Carnaval de luces o de sombras


Rosalba Oxandabarat
Brecha. Uruguay, 2003.

Suenan los tambores, se arman los tablados, se arremolina la gente para asomarse al corso. El viejo carnaval reaparece, olvidado de sus repiques míticos pero sumando toques de sucesivas generaciones (y administraciones municipales). Y sí, de uno y otro lado de su vereda, las gentes vuelven a dividirse. Los carnavaleros están en su reino, por algunas semanas -sólo aquí, claro-. Componen sus programas y sus hinchadas, si de tablados se trata; se sacuden, aunque sea una vez por año, detrás de la imponente explosión de las Llamadas. Algo relegados, los bailes. ¿Será que para los uruguayos mirar y escuchar -tablados- o manifestar -llamadas- es más convocante que el complejo ritual del baile? En fin.

Pero del otro lado de la vereda, están aquellos a quiénes el carnaval, en cualquiera de sus manifestaciones, no les mueve ni un pelo. Algunos de ellos, quizás, otrora sintieron el llamado de los tambores, o la calidez de la noche del tablado. Pero ya no. Son los nostálgicos -en toda actividad los hay-, los que aseguran que "carnavales eran los de antes", y ennumeran los tablados que se levantaban esforzadamente en el barrio, la vieja con el mate, los trajes cosidos entre todos, las murgas que sonaban "como murgas, y no como un coro del Saint Catherine...". Testigos inconsolables del Uruguay que fue. Pero también están los que no quieren saber de ningún carnaval, ni de los de antes ni los de ahora. Algunos por espíritu calvinista: en este país lo que sobra son pretextos para no trabajar. Y otros, ni siquiera tienen argumentos para su ajenidad.

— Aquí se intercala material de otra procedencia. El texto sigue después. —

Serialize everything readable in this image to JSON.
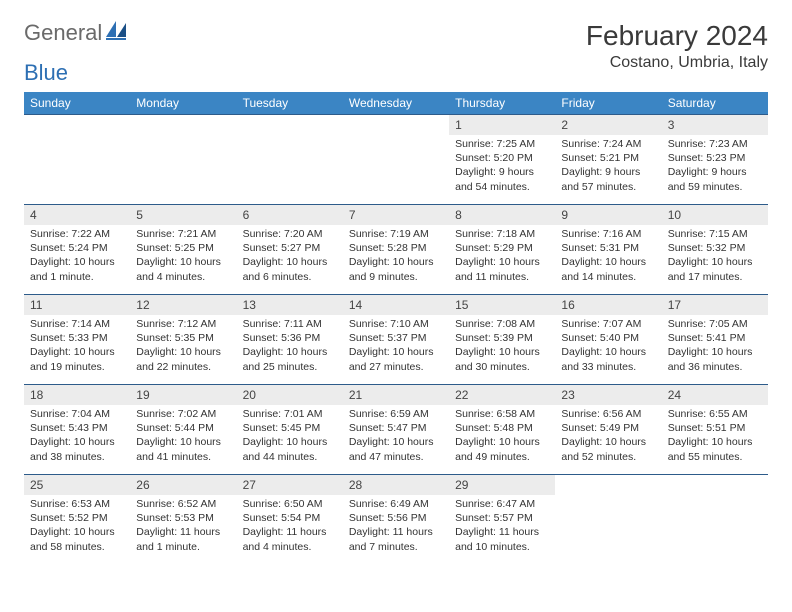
{
  "logo": {
    "t1": "General",
    "t2": "Blue"
  },
  "title": "February 2024",
  "location": "Costano, Umbria, Italy",
  "colors": {
    "header_bg": "#3b85c4",
    "header_text": "#ffffff",
    "row_border": "#2d5b8a",
    "daynum_bg": "#ececec",
    "logo_blue": "#2d6fb3",
    "logo_gray": "#6a6a6a"
  },
  "weekdays": [
    "Sunday",
    "Monday",
    "Tuesday",
    "Wednesday",
    "Thursday",
    "Friday",
    "Saturday"
  ],
  "weeks": [
    [
      {
        "n": "",
        "sr": "",
        "ss": "",
        "dl": ""
      },
      {
        "n": "",
        "sr": "",
        "ss": "",
        "dl": ""
      },
      {
        "n": "",
        "sr": "",
        "ss": "",
        "dl": ""
      },
      {
        "n": "",
        "sr": "",
        "ss": "",
        "dl": ""
      },
      {
        "n": "1",
        "sr": "Sunrise: 7:25 AM",
        "ss": "Sunset: 5:20 PM",
        "dl": "Daylight: 9 hours and 54 minutes."
      },
      {
        "n": "2",
        "sr": "Sunrise: 7:24 AM",
        "ss": "Sunset: 5:21 PM",
        "dl": "Daylight: 9 hours and 57 minutes."
      },
      {
        "n": "3",
        "sr": "Sunrise: 7:23 AM",
        "ss": "Sunset: 5:23 PM",
        "dl": "Daylight: 9 hours and 59 minutes."
      }
    ],
    [
      {
        "n": "4",
        "sr": "Sunrise: 7:22 AM",
        "ss": "Sunset: 5:24 PM",
        "dl": "Daylight: 10 hours and 1 minute."
      },
      {
        "n": "5",
        "sr": "Sunrise: 7:21 AM",
        "ss": "Sunset: 5:25 PM",
        "dl": "Daylight: 10 hours and 4 minutes."
      },
      {
        "n": "6",
        "sr": "Sunrise: 7:20 AM",
        "ss": "Sunset: 5:27 PM",
        "dl": "Daylight: 10 hours and 6 minutes."
      },
      {
        "n": "7",
        "sr": "Sunrise: 7:19 AM",
        "ss": "Sunset: 5:28 PM",
        "dl": "Daylight: 10 hours and 9 minutes."
      },
      {
        "n": "8",
        "sr": "Sunrise: 7:18 AM",
        "ss": "Sunset: 5:29 PM",
        "dl": "Daylight: 10 hours and 11 minutes."
      },
      {
        "n": "9",
        "sr": "Sunrise: 7:16 AM",
        "ss": "Sunset: 5:31 PM",
        "dl": "Daylight: 10 hours and 14 minutes."
      },
      {
        "n": "10",
        "sr": "Sunrise: 7:15 AM",
        "ss": "Sunset: 5:32 PM",
        "dl": "Daylight: 10 hours and 17 minutes."
      }
    ],
    [
      {
        "n": "11",
        "sr": "Sunrise: 7:14 AM",
        "ss": "Sunset: 5:33 PM",
        "dl": "Daylight: 10 hours and 19 minutes."
      },
      {
        "n": "12",
        "sr": "Sunrise: 7:12 AM",
        "ss": "Sunset: 5:35 PM",
        "dl": "Daylight: 10 hours and 22 minutes."
      },
      {
        "n": "13",
        "sr": "Sunrise: 7:11 AM",
        "ss": "Sunset: 5:36 PM",
        "dl": "Daylight: 10 hours and 25 minutes."
      },
      {
        "n": "14",
        "sr": "Sunrise: 7:10 AM",
        "ss": "Sunset: 5:37 PM",
        "dl": "Daylight: 10 hours and 27 minutes."
      },
      {
        "n": "15",
        "sr": "Sunrise: 7:08 AM",
        "ss": "Sunset: 5:39 PM",
        "dl": "Daylight: 10 hours and 30 minutes."
      },
      {
        "n": "16",
        "sr": "Sunrise: 7:07 AM",
        "ss": "Sunset: 5:40 PM",
        "dl": "Daylight: 10 hours and 33 minutes."
      },
      {
        "n": "17",
        "sr": "Sunrise: 7:05 AM",
        "ss": "Sunset: 5:41 PM",
        "dl": "Daylight: 10 hours and 36 minutes."
      }
    ],
    [
      {
        "n": "18",
        "sr": "Sunrise: 7:04 AM",
        "ss": "Sunset: 5:43 PM",
        "dl": "Daylight: 10 hours and 38 minutes."
      },
      {
        "n": "19",
        "sr": "Sunrise: 7:02 AM",
        "ss": "Sunset: 5:44 PM",
        "dl": "Daylight: 10 hours and 41 minutes."
      },
      {
        "n": "20",
        "sr": "Sunrise: 7:01 AM",
        "ss": "Sunset: 5:45 PM",
        "dl": "Daylight: 10 hours and 44 minutes."
      },
      {
        "n": "21",
        "sr": "Sunrise: 6:59 AM",
        "ss": "Sunset: 5:47 PM",
        "dl": "Daylight: 10 hours and 47 minutes."
      },
      {
        "n": "22",
        "sr": "Sunrise: 6:58 AM",
        "ss": "Sunset: 5:48 PM",
        "dl": "Daylight: 10 hours and 49 minutes."
      },
      {
        "n": "23",
        "sr": "Sunrise: 6:56 AM",
        "ss": "Sunset: 5:49 PM",
        "dl": "Daylight: 10 hours and 52 minutes."
      },
      {
        "n": "24",
        "sr": "Sunrise: 6:55 AM",
        "ss": "Sunset: 5:51 PM",
        "dl": "Daylight: 10 hours and 55 minutes."
      }
    ],
    [
      {
        "n": "25",
        "sr": "Sunrise: 6:53 AM",
        "ss": "Sunset: 5:52 PM",
        "dl": "Daylight: 10 hours and 58 minutes."
      },
      {
        "n": "26",
        "sr": "Sunrise: 6:52 AM",
        "ss": "Sunset: 5:53 PM",
        "dl": "Daylight: 11 hours and 1 minute."
      },
      {
        "n": "27",
        "sr": "Sunrise: 6:50 AM",
        "ss": "Sunset: 5:54 PM",
        "dl": "Daylight: 11 hours and 4 minutes."
      },
      {
        "n": "28",
        "sr": "Sunrise: 6:49 AM",
        "ss": "Sunset: 5:56 PM",
        "dl": "Daylight: 11 hours and 7 minutes."
      },
      {
        "n": "29",
        "sr": "Sunrise: 6:47 AM",
        "ss": "Sunset: 5:57 PM",
        "dl": "Daylight: 11 hours and 10 minutes."
      },
      {
        "n": "",
        "sr": "",
        "ss": "",
        "dl": ""
      },
      {
        "n": "",
        "sr": "",
        "ss": "",
        "dl": ""
      }
    ]
  ]
}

El carnaval les choca.. Los aburre. Detestan la mitología multiplicada alrededor de la murga, de la voz del pueblo, del teatro más popular, de la creatividad popular -todo lo que viene de populum siempre se usa abundantemente en estos casos-. También en este rechazo hay variaciones; por aristocrático espíritu de calidad, por empacho frente a tanta invocación a lo popular, o a la pobre prosa con que puede ser escrita.

Pero en el fondo-fondo, los ajenos al carnaval casi nunca saben por qué lo son. Buscan explicaciones, pero nunca alcanzan. Quizás en la más tierna infancia una madre carnavalera los arrastró de mala manera a interminables caminatas o espectáculos de tablado. Quizás algún cabezudo les despertó pavores inconfesables, o tuvo que desear -culpablemente- el asesinato de su querida madrina aquel día que ésta lo largó al corso infantil no sólo vestido de pirata, sino con pendientes y las mejillas pintadas. O tal vez fue tocado por uno de esos misteriosos duendes -oscuros o luminosos- que tocan a los niños en ciertas circunstancias y los dejan irremisible y eternamente impregnados de una inexplicable pero ineludible sensación de felicidad o infelicidad -con todos los matices que ambos términos conllevan- que se apoderará de ellos, a lo largo de su vida, en relación a esas circunstancias. El olor de la guayaba o de la magdalena tienen sus contrapartidas; en imágenes, calidad de luz, climas. Carnaval y máscaras durante mucho tiempo anduvieron juntos, y una de las más usadas siempre fue la de la muerte. A Camus le fue tan bien con su Orfeo negro porque se dio cuenta de eso.